In the elastic phase post-fire, the bearing capacity of the reinforced joint remains largely comparable to that of the unreinforced joints. However, the ductility, energy dissipation capacity, and ultimate bearing capacity of the reinforced joint demonstrate significant improvements, though this enhancement does not continue with an increasing number of reinforcement layers. The use of two reinforcement layers results in an energy dissipation capacity and ultimate bearing capacity increase of 26.5% and 30.3%, respectively, showcasing an excellent reinforcement effect. These results suggest that the repaired joints effectively regain their original strength and stiffness.

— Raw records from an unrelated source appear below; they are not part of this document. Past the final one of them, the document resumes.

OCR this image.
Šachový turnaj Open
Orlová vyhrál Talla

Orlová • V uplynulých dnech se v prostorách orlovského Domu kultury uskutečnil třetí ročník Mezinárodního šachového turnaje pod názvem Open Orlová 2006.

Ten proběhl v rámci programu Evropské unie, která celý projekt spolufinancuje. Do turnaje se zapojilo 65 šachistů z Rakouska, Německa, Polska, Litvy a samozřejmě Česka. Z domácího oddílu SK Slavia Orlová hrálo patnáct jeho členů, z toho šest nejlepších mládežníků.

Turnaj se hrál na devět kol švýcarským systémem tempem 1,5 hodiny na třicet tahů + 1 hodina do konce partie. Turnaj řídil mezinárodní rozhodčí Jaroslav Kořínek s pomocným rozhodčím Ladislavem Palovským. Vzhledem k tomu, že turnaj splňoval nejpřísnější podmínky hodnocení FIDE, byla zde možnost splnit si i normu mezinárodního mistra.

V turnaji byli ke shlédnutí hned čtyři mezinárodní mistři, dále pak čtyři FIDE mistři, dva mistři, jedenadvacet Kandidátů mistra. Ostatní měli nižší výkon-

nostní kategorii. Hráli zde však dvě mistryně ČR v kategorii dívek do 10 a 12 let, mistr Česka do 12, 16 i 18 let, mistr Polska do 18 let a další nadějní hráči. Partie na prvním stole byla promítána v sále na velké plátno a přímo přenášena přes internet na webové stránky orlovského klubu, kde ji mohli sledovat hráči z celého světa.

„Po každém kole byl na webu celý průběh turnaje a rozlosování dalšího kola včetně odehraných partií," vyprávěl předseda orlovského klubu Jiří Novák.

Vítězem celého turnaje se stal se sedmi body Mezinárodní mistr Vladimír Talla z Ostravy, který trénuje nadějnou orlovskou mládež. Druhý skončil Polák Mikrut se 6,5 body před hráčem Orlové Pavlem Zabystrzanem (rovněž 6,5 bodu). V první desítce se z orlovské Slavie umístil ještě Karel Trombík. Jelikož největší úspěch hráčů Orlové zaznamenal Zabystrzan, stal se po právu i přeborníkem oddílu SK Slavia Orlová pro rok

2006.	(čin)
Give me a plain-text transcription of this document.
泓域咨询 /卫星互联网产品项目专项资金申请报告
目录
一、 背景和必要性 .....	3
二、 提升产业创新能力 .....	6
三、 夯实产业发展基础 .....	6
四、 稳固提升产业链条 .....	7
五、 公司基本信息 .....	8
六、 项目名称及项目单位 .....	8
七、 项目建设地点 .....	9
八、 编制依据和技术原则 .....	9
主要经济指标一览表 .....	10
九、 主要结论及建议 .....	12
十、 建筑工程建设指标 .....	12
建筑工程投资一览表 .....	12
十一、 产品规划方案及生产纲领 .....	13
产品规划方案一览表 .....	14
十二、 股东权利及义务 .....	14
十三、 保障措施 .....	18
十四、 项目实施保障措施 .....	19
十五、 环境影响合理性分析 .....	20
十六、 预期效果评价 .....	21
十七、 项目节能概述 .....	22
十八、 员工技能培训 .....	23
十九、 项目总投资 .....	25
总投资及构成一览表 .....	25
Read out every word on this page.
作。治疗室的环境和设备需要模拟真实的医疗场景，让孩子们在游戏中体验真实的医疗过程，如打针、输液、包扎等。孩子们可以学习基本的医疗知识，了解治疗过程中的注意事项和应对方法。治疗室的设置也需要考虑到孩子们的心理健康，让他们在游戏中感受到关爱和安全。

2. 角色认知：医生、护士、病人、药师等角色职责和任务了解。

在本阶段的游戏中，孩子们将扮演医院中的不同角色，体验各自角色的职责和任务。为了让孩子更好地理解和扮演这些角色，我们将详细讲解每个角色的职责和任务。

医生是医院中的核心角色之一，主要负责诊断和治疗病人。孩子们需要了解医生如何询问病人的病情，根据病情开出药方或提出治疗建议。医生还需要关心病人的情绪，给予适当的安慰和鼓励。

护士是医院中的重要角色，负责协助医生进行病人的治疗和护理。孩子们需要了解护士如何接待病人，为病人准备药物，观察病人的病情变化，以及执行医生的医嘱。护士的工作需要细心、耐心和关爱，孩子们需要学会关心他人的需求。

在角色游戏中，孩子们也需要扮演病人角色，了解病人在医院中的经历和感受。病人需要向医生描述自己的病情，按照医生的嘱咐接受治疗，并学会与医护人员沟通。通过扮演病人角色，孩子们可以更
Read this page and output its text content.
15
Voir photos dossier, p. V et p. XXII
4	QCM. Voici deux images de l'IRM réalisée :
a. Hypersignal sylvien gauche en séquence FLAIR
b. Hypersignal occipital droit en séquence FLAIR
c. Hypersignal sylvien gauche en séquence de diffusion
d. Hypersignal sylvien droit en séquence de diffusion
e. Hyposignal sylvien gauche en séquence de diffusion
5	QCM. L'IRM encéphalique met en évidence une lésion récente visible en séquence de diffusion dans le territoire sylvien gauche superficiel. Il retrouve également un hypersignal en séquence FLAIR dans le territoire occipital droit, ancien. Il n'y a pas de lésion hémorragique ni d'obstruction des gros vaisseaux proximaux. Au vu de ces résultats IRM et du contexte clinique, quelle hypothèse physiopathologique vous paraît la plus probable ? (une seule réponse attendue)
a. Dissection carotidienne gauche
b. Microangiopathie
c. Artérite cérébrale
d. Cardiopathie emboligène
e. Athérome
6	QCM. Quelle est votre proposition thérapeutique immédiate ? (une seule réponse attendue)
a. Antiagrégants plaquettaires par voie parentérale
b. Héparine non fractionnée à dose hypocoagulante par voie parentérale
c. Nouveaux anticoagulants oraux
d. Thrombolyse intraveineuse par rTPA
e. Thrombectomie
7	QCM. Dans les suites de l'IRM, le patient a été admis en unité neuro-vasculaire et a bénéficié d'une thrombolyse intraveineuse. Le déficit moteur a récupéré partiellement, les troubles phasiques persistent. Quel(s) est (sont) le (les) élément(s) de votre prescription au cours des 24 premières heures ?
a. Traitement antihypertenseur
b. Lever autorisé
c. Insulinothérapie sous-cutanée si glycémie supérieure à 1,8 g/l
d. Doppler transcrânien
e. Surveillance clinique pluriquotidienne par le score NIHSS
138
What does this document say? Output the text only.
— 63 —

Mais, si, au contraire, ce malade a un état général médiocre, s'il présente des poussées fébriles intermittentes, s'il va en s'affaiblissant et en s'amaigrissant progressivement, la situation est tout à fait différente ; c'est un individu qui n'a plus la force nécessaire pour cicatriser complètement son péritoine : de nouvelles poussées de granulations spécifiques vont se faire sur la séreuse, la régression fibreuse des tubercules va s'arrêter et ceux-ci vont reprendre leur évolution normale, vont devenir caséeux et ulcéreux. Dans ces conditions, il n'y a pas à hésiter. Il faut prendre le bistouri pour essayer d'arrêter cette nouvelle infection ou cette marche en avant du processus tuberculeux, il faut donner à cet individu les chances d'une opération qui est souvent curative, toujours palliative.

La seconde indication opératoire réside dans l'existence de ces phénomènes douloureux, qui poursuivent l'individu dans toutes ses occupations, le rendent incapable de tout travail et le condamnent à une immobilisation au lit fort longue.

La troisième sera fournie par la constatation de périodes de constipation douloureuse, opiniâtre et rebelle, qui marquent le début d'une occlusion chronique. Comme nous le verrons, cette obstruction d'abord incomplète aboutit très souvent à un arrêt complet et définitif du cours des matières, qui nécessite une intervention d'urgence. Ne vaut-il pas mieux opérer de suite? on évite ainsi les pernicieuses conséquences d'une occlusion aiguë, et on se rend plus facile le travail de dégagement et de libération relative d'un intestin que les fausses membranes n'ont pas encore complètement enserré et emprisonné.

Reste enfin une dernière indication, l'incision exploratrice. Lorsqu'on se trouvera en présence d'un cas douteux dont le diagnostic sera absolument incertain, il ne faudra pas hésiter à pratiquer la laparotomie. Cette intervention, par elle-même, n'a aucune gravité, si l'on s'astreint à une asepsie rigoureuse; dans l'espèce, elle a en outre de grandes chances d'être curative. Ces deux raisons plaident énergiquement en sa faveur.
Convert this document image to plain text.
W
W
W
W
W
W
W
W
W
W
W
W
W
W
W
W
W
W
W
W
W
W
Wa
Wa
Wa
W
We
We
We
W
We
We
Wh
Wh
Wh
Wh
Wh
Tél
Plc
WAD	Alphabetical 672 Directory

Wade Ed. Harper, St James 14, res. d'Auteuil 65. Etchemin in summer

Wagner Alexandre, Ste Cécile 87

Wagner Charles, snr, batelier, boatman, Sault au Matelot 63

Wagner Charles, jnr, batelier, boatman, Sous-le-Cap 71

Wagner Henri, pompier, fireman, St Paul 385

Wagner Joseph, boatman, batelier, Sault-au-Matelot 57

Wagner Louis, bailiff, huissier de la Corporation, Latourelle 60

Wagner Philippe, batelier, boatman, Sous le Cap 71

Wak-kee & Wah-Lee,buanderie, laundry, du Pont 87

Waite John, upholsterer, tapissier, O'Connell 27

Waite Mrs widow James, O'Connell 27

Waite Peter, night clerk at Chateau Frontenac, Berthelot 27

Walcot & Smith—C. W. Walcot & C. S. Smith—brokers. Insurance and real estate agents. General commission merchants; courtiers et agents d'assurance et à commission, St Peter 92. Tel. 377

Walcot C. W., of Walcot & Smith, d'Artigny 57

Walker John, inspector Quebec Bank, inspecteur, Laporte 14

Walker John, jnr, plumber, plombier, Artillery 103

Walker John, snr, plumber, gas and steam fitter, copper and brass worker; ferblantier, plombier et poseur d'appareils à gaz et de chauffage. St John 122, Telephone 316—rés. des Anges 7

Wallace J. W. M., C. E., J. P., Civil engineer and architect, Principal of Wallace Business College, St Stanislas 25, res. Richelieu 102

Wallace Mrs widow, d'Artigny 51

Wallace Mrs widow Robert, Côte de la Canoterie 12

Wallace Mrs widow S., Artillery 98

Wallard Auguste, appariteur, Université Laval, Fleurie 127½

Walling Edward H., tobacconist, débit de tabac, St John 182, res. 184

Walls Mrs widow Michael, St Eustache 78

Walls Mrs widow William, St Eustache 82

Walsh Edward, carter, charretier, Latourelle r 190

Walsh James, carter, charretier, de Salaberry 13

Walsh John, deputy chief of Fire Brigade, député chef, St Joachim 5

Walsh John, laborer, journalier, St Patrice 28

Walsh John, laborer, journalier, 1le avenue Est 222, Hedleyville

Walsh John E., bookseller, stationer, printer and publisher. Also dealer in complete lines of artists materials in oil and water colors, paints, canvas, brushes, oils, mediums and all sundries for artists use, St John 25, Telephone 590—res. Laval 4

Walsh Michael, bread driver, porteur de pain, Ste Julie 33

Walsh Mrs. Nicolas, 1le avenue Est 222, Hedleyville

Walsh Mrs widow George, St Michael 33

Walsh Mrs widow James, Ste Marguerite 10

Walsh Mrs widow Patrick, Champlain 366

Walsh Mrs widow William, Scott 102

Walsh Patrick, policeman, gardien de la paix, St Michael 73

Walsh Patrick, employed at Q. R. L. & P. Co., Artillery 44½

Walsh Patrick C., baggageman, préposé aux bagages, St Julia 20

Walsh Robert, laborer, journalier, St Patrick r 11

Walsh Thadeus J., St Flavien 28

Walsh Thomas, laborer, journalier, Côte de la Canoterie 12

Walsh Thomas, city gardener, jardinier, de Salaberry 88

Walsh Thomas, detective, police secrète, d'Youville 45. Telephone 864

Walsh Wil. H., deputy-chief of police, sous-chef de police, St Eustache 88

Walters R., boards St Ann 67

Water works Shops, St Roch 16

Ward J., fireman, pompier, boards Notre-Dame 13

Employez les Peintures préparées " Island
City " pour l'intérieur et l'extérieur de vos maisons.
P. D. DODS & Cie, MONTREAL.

Analysis of the joint’s stress distribution reveals that as the axial compression ratio increases, the high-stress zones at the joint expand. The failure mode also transitions from plastic damage at the joint’s beam end under low axial compression ratios to the column’s crushing failure under high axial compression ratios.
Our findings indicate that the use of CFRP is a viable method for strengthening reinforced concrete frame joints post-fire. This approach enhances the mechanical properties of the structure and aligns with sustainable practices of continuous use and development. Future research could explore the impact of the bonding method and the dimensions of CFRP on the mechanical properties of the structure. This could further promote the application of the CFRP reinforcement method in the restoration of building structures.